From the Evening Herald:
From the moment our children are born, we feel an overwhelming desire to protect them. We don’t want anything, or anyone to impinge on their perfect world.We want, especially, to build their self esteem. So we praise them. And society concurs. Children are forever getting stars for being good; and medals not just for winning; but for taking part in sports.
And the result? We’re raising a generation of Little Emperors. Children who ‘rule’ the house. Their toys take over the living space; they choose what to watch on TV, and their first scribblings have pride of place on the walls.
... Is consumerism to blame? Watching endless MTV and being constantly online, our children believe that to consume is natural and normal. They think looking perfect will lead to success. And this rather worries Rowan Manahan, a career coach and author of Where’s my Oasis.
“A child’s sense of entitlement and their sense of privilege starts very young,” he says. “It’s a bad idea to tell someone they are great when, clearly, they are not. When praise is misplaced it turns quickly into delusion. “Take Pop Idol,” he says. “You can see the absolute conviction on a competitor's face that they have what it takes, and ‘What does Simon Cowell know?’ Even when, clearly, they haven’t an ounce of talent.”
It’s the same when they leave college. Graduates, Manahan says, have hopelessly unrealistic expectations of what any job will entail. “They think the world is a simple meritocracy, and they believe that their talent will out,” he says. “They think teams are collaborative and co-operative. They are convinced that they will have it all. Work comes as a huge culture shock.
“By the time they are 28 they may have made a series of moves. They’d say it was for more money, or for a funded MBA, but there is, I think, an unconscious thought there too. “They're thinking, ‘Work can’t be like this everywhere. It can’t be this cold and unfeeling and this callous.’ And when they hit 30 they have an early midlife crisis [a Thrisis!]. They think, ‘How can I do this for the rest of my life?’ They feel they’re not loved; they are not respected, and they are not even a number.”
- A recent production of Snow White at a primary school in Japan featured 25 Snow Whites; no dwarfs and no wicked witch.
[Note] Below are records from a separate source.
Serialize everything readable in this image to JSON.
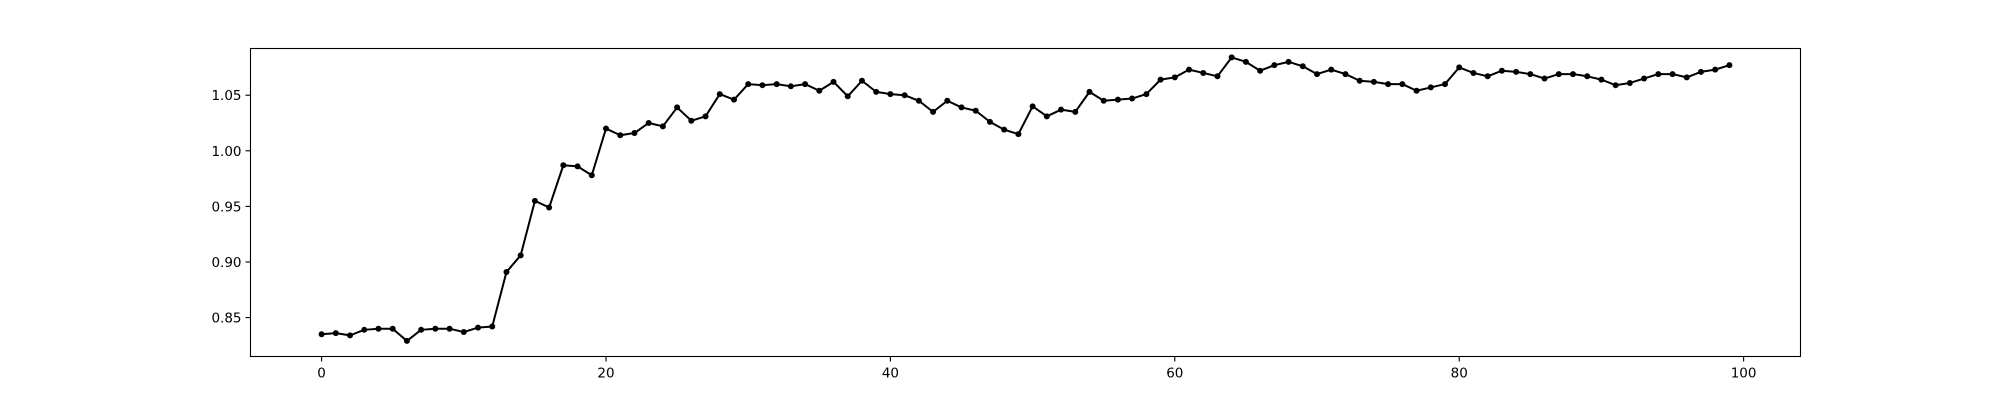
{
  "chart_data": {
    "type": "line",
    "title": "",
    "xlabel": "",
    "ylabel": "",
    "xlim": [
      -5,
      104
    ],
    "ylim": [
      0.815,
      1.092
    ],
    "xticks": [
      0,
      20,
      40,
      60,
      80,
      100
    ],
    "xtick_labels": [
      "0",
      "20",
      "40",
      "60",
      "80",
      "100"
    ],
    "yticks": [
      0.85,
      0.9,
      0.95,
      1.0,
      1.05
    ],
    "ytick_labels": [
      "0.85",
      "0.90",
      "0.95",
      "1.00",
      "1.05"
    ],
    "grid": false,
    "legend": "none",
    "line_color": "#000000",
    "marker": "circle",
    "series": [
      {
        "x": [
          0,
          1,
          2,
          3,
          4,
          5,
          6,
          7,
          8,
          9,
          10,
          11,
          12,
          13,
          14,
          15,
          16,
          17,
          18,
          19,
          20,
          21,
          22,
          23,
          24,
          25,
          26,
          27,
          28,
          29,
          30,
          31,
          32,
          33,
          34,
          35,
          36,
          37,
          38,
          39,
          40,
          41,
          42,
          43,
          44,
          45,
          46,
          47,
          48,
          49,
          50,
          51,
          52,
          53,
          54,
          55,
          56,
          57,
          58,
          59,
          60,
          61,
          62,
          63,
          64,
          65,
          66,
          67,
          68,
          69,
          70,
          71,
          72,
          73,
          74,
          75,
          76,
          77,
          78,
          79,
          80,
          81,
          82,
          83,
          84,
          85,
          86,
          87,
          88,
          89,
          90,
          91,
          92,
          93,
          94,
          95,
          96,
          97,
          98,
          99
        ],
        "values": [
          0.835,
          0.836,
          0.834,
          0.839,
          0.84,
          0.84,
          0.829,
          0.839,
          0.84,
          0.84,
          0.837,
          0.841,
          0.842,
          0.891,
          0.906,
          0.955,
          0.949,
          0.987,
          0.986,
          0.978,
          1.02,
          1.014,
          1.016,
          1.025,
          1.022,
          1.039,
          1.027,
          1.031,
          1.051,
          1.046,
          1.06,
          1.059,
          1.06,
          1.058,
          1.06,
          1.054,
          1.062,
          1.049,
          1.063,
          1.053,
          1.051,
          1.05,
          1.045,
          1.035,
          1.045,
          1.039,
          1.036,
          1.026,
          1.019,
          1.015,
          1.04,
          1.031,
          1.037,
          1.035,
          1.053,
          1.045,
          1.046,
          1.047,
          1.051,
          1.064,
          1.066,
          1.073,
          1.07,
          1.067,
          1.084,
          1.08,
          1.072,
          1.077,
          1.08,
          1.076,
          1.069,
          1.073,
          1.069,
          1.063,
          1.062,
          1.06,
          1.06,
          1.054,
          1.057,
          1.06,
          1.075,
          1.07,
          1.067,
          1.072,
          1.071,
          1.069,
          1.065,
          1.069,
          1.069,
          1.067,
          1.064,
          1.059,
          1.061,
          1.065,
          1.069,
          1.069,
          1.066,
          1.071,
          1.073,
          1.077
        ]
      }
    ]
  }
}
Parents had objected to one child being picked for the leading role.
- The head of HR in a leading Irish Company described Ireland’s young job seekers as ‘impossible.’ “They have totally unrealistic expectations and have a delusion in the value they will bring, and the pay packet they should receive,” he said.
- The Association of Graduate Recruiters in the UK would concur. They reported that one new recruit rang his mother to complain that he had to go to London the next day. "And they haven’t even given me a map," he whined.



2 comments:
Nice one, Rowan.
Am going to feature this shortly...
When I graduated from university I seriously considered applying for jobs in various museums, which I think I would have enjoyed greatly. There were some entry-level vacancies and I had the relevant qualifications.
I remember at the time that those vacancies were offering a starting salary of ST£8,500. This was 1986. I was disgusted. I had a BA from University College Dublin! Surely I was worth at least £10,000!
So I didn't even apply.
Five years later I was struggling to earn IR£7,000 as a part time English teacher in Dublin and I realised what an idiot I had been.
I don't believe in regrets, but speaking objectively, what the younger me needed was someone to slap me in the face and inform me that my degree meant something only to me and that once I graduated, I was no longer at the top of any ladder, but suddenly on the bottom rung of the working ladder.
On a related note, when I was 33 I joined a large IT firm as a graduate trainee. They had separate programmes for those with IT related degrees and those with other degrees. However, several managers commented that the ones with the IT degrees were harder to teach and learned more slowly because they generally came in with the attitude that they knew a thing or two.